Furthermore, Britain and the United States claimed to have evidence which implicated two Lybians in the bombing of flight 103. They issued a warrant for their arrest, however, Lybia denied that any of its nationals were involved in any terrorist incident. Other nations condone their presence, such as Italy which refused the extradiction of Abu Abbas and a Palestinian colleague to the United States because of their participation in the Achille Lauro highjacking and the assassination of an American passenger. Italy not only refused, but allowed them to flee to Yugoslavia.
For this reason, perhaps, few cases are brought to the attention of the Security Council. However, those that are brought to their attention, such as in the case of Israel's complaints that its Arab neighbors were "harboring terrorist gangs," are sometimes symbolic in nature, because Israel did not ask the Security Council to take any action in particular.
The Resolutions by the General Assembly on the issue of international terrorism, has been handed over to all the nation states, "to fulfill their obligation under international law to refrain from organizing, instigating, or participating in terrorist acts in other states, or acquiescing in or encouraging activities within their territories ."

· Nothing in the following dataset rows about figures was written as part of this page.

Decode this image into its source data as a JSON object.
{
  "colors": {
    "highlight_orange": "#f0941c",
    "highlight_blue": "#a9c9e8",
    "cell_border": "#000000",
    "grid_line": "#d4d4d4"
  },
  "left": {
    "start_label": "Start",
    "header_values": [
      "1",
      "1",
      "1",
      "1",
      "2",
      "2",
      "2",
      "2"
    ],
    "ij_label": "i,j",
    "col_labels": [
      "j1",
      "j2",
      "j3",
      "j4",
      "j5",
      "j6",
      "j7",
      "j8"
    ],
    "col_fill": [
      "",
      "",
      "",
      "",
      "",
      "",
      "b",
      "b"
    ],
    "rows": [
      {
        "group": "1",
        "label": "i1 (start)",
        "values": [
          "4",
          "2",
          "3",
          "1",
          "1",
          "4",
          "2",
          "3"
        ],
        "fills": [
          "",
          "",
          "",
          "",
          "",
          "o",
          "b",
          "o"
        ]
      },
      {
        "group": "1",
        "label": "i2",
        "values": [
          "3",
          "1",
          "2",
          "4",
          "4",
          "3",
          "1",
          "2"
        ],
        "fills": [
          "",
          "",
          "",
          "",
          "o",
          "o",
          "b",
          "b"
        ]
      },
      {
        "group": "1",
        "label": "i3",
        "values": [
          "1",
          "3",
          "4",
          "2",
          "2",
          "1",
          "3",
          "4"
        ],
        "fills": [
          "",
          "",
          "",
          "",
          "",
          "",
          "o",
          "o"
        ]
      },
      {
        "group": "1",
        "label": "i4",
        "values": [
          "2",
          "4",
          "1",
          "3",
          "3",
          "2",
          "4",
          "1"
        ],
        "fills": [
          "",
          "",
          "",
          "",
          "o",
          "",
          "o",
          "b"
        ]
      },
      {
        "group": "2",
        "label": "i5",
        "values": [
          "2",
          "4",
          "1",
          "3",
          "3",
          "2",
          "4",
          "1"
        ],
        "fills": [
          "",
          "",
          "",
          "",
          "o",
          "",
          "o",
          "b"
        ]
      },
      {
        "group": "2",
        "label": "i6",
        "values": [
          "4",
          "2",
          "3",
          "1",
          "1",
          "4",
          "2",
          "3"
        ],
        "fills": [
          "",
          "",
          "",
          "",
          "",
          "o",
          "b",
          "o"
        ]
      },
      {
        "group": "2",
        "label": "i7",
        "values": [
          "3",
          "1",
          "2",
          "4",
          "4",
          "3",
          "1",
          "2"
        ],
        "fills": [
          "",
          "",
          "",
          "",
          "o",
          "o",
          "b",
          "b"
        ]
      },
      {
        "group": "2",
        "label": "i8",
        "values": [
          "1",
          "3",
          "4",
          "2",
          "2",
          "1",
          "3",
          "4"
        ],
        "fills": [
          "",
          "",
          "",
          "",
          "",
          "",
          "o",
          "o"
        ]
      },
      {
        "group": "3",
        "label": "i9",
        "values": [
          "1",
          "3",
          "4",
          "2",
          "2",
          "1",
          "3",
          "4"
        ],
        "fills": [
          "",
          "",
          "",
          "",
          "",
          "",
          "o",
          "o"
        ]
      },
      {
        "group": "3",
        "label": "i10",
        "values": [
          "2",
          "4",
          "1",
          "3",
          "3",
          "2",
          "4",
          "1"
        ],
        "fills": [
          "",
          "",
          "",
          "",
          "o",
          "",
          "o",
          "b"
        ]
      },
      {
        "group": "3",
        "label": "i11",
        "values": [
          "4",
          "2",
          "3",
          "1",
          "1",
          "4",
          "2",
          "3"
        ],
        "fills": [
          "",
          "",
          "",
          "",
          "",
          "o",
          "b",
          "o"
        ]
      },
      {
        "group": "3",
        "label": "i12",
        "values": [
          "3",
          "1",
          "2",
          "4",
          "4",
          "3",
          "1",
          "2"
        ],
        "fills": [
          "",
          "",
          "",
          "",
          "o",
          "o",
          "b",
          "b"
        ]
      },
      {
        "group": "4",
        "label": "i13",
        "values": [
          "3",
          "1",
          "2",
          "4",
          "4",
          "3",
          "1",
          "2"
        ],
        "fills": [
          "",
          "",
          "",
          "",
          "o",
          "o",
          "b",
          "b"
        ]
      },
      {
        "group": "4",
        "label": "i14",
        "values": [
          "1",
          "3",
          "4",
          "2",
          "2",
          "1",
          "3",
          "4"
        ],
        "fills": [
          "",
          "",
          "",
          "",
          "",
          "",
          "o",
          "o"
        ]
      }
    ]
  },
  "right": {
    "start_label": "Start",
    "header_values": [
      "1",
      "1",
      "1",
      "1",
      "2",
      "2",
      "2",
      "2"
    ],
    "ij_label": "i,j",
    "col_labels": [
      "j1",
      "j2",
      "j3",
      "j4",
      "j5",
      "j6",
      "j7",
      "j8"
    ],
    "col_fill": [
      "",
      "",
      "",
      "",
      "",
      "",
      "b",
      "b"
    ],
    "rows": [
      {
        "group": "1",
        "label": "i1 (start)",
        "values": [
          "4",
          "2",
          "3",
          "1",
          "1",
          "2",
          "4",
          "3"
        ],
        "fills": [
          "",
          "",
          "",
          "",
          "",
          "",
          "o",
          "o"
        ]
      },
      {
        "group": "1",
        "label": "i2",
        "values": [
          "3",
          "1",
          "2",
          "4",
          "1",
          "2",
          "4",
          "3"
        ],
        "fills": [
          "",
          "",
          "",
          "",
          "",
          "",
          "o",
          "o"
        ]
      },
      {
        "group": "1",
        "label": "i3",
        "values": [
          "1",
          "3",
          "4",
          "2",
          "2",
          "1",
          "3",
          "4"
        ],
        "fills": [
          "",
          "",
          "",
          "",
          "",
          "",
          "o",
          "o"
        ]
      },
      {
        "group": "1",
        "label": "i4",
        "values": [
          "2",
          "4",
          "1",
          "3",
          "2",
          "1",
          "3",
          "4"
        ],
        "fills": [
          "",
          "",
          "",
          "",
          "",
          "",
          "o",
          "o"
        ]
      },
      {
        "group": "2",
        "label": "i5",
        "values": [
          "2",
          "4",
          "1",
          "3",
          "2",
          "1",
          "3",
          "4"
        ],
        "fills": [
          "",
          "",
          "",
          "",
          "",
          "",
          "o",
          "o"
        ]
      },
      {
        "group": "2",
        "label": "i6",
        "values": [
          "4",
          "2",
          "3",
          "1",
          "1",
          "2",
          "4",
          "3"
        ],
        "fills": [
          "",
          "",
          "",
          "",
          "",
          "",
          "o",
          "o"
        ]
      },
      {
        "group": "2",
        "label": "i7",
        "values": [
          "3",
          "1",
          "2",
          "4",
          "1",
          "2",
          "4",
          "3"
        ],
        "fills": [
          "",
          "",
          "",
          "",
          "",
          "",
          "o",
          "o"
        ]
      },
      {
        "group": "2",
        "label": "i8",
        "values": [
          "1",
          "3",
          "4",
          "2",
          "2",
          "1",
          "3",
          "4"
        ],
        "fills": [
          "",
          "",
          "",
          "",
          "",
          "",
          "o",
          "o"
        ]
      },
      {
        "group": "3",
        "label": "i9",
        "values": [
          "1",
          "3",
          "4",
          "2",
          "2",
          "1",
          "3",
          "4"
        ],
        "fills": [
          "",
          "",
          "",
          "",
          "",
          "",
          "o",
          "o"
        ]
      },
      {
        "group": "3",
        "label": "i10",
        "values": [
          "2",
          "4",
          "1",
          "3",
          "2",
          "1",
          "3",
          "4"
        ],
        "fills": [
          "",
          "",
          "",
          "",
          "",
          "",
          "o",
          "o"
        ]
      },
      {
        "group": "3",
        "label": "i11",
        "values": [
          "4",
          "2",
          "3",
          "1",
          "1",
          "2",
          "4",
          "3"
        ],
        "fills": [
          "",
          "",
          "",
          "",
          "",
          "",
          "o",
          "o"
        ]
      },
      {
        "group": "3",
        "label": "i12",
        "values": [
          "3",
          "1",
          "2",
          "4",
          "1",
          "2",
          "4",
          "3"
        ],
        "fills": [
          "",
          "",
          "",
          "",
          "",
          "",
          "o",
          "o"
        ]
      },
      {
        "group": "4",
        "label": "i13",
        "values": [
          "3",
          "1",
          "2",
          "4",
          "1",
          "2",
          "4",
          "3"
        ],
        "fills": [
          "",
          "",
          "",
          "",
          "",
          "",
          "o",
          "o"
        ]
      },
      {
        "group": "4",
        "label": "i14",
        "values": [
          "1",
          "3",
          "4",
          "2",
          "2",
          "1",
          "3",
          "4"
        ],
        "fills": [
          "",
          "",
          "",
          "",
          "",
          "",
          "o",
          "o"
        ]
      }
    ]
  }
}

What should be done in the case of Iran and Sudan for example, which have outwardly promoted and supported terrorist acts? Or with the issue of state terrorism? The U.S State Department estimates that there are more than 600 international terrorist acts a year. Moreover, of these acts only 16 have been brought to the Security Council over the years. The question still lingers: What should the United Nations do to combat and punish terrorist acts? Following are a series of issues to be addressed.
1. The examples used in this paper are not the only ones that can be discussed and included into the issue of International Terrorism. The Middle East is not the only region where terrorism is a problem. The (FLQ), Front de Libération du Quebec in Canada, the IRA (Irish Republican Army) in the British Isles or any other group for that matter, which any nation sees as terrorist, can be part of the debate.